A recurring question that has dogged the proposed Block Island wind farm is: where did Deepwater Wind come from?
Deepwater’s origins stretch back to 2005, when Bryan Martin and David Hang, then with the financial giant JP Morgan, purchased a small wind company called Winergy, which at the time was developing a small offshore wind installation off of Plum Island.
When Martin and Hang made the move to the investment firm the D. E. Shaw group in 2005 and 2007, respectively, they led the purchase of Winergy.
Martin is now a managing director at the D. E. Shaw group, and Hang is a senior vice president; as of April, the firm had $22 billion in investment and committed capital.
In April 2008, Winergy became Deepwater Wind.
Speaking to the Block Island Times this week, Martin said he became aware of the need for supplemental energy in 2000 and 2001 when New York City and Long Island suffered a series of brownouts; the cost of new onshore capacity in the form of power plants or even nuclear plants was exorbitant, yet there was the potential for up to 1,000 megawatts of capacity just miles offshore, ideally beyond the horizon.
When putting together the Deepwater management team, Martin identified three distinct, and somewhat disparate, sets of skills required for the team: experience with traditional energy, utility, transmission and regulatory matters; offshore expertise and experience in the specialized and esoteric field of utility financing.
Having owned oil and gas companies, as well as offshore oil rigs, Martin says the team has “serious respect” for “how challenging it is to take it offshore.” The rest of the world is learning the same hard lesson, he points out, with the tragic oil spill in the Gulf of Mexico.
So far the D. E. Shaw group has invested “tens of millions of dollars” into building Deepwater.
Martin points out that in the realm of private equity, spending nine years working toward the creation a viable business is almost unheard of — and it speaks to their commitment to wind energy as the future.
Martin “strongly believes” that offshore wind will become an established competitive supplemental power source in the near future.
There has been much deliberation in public hearings and information sessions about what Deepwater stands to make from the Block Island wind farm.

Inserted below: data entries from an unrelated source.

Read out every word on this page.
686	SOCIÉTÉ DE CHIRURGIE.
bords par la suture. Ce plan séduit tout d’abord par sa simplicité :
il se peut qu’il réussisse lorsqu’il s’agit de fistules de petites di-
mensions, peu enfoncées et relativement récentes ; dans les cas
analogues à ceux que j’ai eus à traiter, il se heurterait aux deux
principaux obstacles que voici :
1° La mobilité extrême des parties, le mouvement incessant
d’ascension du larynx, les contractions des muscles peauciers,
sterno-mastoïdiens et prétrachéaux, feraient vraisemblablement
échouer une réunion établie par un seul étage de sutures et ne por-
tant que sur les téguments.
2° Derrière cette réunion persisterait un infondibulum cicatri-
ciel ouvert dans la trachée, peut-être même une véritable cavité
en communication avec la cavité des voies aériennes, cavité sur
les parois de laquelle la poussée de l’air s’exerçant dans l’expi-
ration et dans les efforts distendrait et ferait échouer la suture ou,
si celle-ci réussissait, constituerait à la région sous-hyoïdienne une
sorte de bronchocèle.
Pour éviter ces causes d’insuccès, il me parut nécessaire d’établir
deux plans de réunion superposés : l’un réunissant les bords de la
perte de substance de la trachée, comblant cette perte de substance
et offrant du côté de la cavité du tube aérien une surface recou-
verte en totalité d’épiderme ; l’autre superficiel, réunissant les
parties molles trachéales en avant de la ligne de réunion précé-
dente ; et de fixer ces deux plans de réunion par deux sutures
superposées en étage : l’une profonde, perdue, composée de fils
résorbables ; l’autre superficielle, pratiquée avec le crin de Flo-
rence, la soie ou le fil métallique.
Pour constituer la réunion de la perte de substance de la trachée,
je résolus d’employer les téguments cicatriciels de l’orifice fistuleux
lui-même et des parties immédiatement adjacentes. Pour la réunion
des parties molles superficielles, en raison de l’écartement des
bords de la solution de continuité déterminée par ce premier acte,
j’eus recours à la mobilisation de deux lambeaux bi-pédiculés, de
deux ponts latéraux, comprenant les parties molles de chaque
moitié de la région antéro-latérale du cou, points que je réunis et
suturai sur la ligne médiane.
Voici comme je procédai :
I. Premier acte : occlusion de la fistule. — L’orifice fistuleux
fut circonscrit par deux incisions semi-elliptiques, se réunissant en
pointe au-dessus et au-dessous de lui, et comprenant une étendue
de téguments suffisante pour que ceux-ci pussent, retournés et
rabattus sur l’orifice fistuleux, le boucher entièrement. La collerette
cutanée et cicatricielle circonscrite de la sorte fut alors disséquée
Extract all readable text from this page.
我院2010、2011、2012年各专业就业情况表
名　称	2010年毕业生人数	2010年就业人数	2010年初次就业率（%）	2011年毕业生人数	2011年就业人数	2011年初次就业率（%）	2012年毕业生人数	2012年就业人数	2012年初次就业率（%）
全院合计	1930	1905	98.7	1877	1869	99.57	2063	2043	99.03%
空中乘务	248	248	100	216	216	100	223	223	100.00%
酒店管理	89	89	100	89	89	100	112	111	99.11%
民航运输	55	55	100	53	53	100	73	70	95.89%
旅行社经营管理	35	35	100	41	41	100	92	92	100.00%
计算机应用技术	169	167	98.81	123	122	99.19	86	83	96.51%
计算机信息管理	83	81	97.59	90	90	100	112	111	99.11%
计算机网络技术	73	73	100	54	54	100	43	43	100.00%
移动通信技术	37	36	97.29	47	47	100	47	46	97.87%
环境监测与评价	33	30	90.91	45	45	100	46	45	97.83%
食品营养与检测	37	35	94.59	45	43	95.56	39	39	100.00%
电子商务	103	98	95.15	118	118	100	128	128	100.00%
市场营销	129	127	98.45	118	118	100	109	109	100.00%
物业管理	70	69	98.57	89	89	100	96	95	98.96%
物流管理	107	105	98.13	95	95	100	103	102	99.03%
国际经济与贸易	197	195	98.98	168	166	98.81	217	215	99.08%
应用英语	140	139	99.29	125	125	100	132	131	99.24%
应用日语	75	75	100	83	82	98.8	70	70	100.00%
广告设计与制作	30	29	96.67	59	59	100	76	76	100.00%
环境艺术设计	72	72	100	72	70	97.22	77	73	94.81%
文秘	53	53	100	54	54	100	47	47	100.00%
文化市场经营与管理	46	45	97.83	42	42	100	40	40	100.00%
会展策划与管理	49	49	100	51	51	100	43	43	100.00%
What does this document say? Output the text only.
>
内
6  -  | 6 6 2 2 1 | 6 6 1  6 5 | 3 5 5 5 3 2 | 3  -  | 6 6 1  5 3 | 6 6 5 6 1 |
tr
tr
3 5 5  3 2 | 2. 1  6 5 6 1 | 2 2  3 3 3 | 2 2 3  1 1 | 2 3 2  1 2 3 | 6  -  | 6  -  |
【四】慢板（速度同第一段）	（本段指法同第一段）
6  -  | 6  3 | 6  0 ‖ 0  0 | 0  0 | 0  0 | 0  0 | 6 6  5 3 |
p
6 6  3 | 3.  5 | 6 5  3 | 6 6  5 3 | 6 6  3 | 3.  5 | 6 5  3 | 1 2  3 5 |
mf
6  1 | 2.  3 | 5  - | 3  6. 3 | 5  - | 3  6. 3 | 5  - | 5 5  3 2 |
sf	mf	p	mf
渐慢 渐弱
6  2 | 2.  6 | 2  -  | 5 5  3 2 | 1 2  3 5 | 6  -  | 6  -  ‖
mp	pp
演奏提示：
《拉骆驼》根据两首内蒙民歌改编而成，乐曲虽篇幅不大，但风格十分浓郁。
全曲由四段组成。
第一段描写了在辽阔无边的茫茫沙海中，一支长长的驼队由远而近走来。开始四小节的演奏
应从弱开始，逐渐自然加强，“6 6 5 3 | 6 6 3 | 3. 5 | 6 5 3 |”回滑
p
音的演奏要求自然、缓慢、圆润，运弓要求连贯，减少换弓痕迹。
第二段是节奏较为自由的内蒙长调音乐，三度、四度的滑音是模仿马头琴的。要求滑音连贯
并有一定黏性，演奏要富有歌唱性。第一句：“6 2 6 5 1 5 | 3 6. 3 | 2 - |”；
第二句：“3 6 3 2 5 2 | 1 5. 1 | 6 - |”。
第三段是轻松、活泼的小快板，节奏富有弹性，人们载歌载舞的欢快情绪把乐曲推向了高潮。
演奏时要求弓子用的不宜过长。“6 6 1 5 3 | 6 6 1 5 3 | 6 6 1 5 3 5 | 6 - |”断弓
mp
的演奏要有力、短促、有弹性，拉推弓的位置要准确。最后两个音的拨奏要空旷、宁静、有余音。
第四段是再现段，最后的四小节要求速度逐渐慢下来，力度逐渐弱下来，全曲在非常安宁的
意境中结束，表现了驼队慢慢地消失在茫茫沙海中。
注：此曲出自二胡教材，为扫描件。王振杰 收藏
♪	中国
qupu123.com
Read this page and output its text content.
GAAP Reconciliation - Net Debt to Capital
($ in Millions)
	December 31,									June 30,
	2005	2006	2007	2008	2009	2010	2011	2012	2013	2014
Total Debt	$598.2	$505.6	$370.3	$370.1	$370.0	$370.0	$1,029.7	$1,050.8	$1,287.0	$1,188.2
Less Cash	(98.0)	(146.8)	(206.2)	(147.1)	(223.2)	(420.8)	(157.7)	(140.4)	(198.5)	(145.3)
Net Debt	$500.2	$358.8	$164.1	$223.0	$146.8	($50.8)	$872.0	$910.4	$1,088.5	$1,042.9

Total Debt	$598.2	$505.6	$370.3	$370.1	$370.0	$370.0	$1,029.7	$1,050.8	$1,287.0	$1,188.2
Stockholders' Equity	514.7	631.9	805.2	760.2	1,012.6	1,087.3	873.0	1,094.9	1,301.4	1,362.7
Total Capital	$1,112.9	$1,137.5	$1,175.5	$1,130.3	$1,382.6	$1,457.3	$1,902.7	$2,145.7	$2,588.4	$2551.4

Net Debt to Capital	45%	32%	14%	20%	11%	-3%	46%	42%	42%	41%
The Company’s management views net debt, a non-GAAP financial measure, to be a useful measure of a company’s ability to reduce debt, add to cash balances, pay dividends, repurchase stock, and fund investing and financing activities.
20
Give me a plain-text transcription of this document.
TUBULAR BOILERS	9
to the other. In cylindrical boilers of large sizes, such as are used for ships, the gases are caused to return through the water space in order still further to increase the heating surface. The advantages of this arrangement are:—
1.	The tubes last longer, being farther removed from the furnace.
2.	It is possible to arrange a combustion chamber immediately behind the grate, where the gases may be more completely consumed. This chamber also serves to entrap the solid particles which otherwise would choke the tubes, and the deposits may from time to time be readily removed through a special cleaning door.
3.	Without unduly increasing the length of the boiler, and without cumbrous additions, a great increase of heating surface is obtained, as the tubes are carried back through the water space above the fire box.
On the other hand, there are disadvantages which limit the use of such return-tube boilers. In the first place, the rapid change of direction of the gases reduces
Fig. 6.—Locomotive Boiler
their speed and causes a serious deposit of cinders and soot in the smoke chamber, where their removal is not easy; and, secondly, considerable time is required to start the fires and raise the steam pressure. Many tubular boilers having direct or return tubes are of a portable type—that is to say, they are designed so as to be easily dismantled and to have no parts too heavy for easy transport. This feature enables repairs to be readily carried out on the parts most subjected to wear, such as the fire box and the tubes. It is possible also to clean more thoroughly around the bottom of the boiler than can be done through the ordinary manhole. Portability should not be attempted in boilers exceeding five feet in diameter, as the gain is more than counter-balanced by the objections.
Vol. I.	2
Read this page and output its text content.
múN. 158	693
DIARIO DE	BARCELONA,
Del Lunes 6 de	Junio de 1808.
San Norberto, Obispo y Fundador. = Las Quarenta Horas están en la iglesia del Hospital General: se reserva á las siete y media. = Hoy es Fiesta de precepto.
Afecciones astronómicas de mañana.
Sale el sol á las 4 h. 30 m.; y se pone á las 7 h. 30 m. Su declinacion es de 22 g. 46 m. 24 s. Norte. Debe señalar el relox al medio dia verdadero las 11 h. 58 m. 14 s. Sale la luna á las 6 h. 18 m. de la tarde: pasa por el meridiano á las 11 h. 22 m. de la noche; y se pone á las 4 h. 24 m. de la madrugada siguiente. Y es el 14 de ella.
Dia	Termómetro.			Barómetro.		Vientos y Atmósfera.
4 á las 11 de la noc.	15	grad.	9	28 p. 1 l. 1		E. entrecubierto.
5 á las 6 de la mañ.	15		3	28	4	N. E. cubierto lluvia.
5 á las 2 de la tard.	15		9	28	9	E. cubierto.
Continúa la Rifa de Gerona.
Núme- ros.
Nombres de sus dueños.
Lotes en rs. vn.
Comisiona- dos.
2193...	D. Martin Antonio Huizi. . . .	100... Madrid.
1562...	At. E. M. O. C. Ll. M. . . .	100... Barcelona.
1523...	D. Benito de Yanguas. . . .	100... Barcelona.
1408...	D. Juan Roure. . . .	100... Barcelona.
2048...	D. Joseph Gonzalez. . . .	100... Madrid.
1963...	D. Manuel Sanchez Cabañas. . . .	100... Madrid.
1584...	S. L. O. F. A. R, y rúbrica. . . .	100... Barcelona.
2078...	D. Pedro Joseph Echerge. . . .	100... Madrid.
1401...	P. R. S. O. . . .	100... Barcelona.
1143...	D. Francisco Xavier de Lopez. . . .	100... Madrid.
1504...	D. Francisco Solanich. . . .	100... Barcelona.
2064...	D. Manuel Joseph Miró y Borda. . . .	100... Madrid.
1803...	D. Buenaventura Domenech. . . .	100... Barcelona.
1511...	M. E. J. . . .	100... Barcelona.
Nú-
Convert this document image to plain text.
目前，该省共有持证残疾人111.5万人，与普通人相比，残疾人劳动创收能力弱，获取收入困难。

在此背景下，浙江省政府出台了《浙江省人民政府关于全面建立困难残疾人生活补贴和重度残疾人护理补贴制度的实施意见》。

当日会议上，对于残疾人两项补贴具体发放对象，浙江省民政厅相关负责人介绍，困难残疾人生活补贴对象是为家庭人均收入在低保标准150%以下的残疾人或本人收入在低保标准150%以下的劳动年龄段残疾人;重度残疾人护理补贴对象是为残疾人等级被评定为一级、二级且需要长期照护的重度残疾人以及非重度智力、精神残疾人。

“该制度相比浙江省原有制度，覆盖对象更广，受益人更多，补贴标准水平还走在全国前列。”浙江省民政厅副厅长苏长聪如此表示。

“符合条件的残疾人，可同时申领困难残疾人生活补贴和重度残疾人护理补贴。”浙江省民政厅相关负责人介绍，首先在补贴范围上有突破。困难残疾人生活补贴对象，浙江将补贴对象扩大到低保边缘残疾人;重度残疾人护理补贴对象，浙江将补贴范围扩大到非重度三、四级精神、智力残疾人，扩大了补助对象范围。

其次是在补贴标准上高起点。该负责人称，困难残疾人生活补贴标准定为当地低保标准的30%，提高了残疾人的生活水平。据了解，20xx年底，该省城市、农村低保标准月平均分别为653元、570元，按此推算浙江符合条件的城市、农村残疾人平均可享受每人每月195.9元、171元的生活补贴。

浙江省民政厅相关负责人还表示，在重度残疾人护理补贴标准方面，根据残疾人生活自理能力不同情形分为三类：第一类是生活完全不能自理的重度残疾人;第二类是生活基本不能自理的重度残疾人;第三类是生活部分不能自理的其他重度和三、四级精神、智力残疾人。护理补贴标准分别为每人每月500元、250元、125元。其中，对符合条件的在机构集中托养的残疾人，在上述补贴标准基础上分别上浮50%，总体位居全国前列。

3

One consultant for the state Division of Public Utilities and Carriers offered that it was possible for Deepwater to enjoy a 98 percent rate of return.
“Just bad math — and bad assumptions,” says Martin. He said the company stood to make less than 18 percent on the Block Island farm. The project “needs to be profitable to satisfy and attract investors, but the goal is not to retire off of this first demonstration farm,” Martin adds with emphasis. “It’s to make wind energy cheaper in order to grow the industry.”
“We’re trying to drive down costs,” says Martin. “We view that as in our best interest…to make [wind power] more pervasive.”
Hang points to the new wind farm legislation that puts a “governor on the rate of return” — if it costs the company less to build the farm, then the savings would be passed on to ratepayers.
The price for onshore wind technology has dropped as much as 80 percent in the last 15 years, and that “is happening offshore” too, says Martin.
The D. E. Shaw group made a sizable investment in Boston, Mass.-based First Wind in 2006. That company has installed, or is in the process of installing, a series of utility-scale projects: three land-based farms in Hawaii, three in Maine with a fourth underway, three in New York, two in Utah, and one nearing construction in Vermont, for a grand total of 770 megawatts.
If the Block Island Farm comes to fruition, it may be possible to utilize new state-of-the-art turbines that are capable of generating 5 megawatts of electricity; that would mean the farm off Block Island could be comprised of six rather than eight turbines.
The cost of the Block Island farm is estimated to be in the $200-250 million range, with an additional $45 million for the cable. While Martin concedes Deepwater does not officially have the exclusive right to build all larger wind farms in the ocean off Rhode Island, the Joint Development Agreement it signed with the state will hopefully mean, “if we do a good job and prove that the economics work” then the company is well positioned for the further contract as well.
A Deepwater subsidiary is also the lead developer for New Jersey, where it gained permission to erect a Met tower.
However, Martin says, “Rhode Island is the right place to start.” This is so, he says, because of the confluence of “so many assets.” These include a ready and willing labor pool and the state’s rare “access to terrific Real Estate in Quonset.” The former air station in Quonset provides a deepwater port with direct access to the ocean, railways, air and an interstate
If it is established first, it could service the wind industry on the entire east coast.
“Do we need power? That’s at the heart of this whole exercise,” says Martin.
There’s no question offshore wind is much more expensive than existing power sources, Martin concedes, but he says comparing them to the Block Island project seems unfair.
He points to Cape Wind, which came in at a similar price — in the 20 cents per kilowatt-hour range. He thinks that it will soon be possible to bring the number down below 20 cents per kWh.
The new legislation caps the Block Island wind farm electricity price at 24.4 cents per kWh.
Martin thinks in the end an energy mix from all sources would be the ideal.
“At some point renewable energy can’t be subsidized, it has to stand on its own,” says Martin.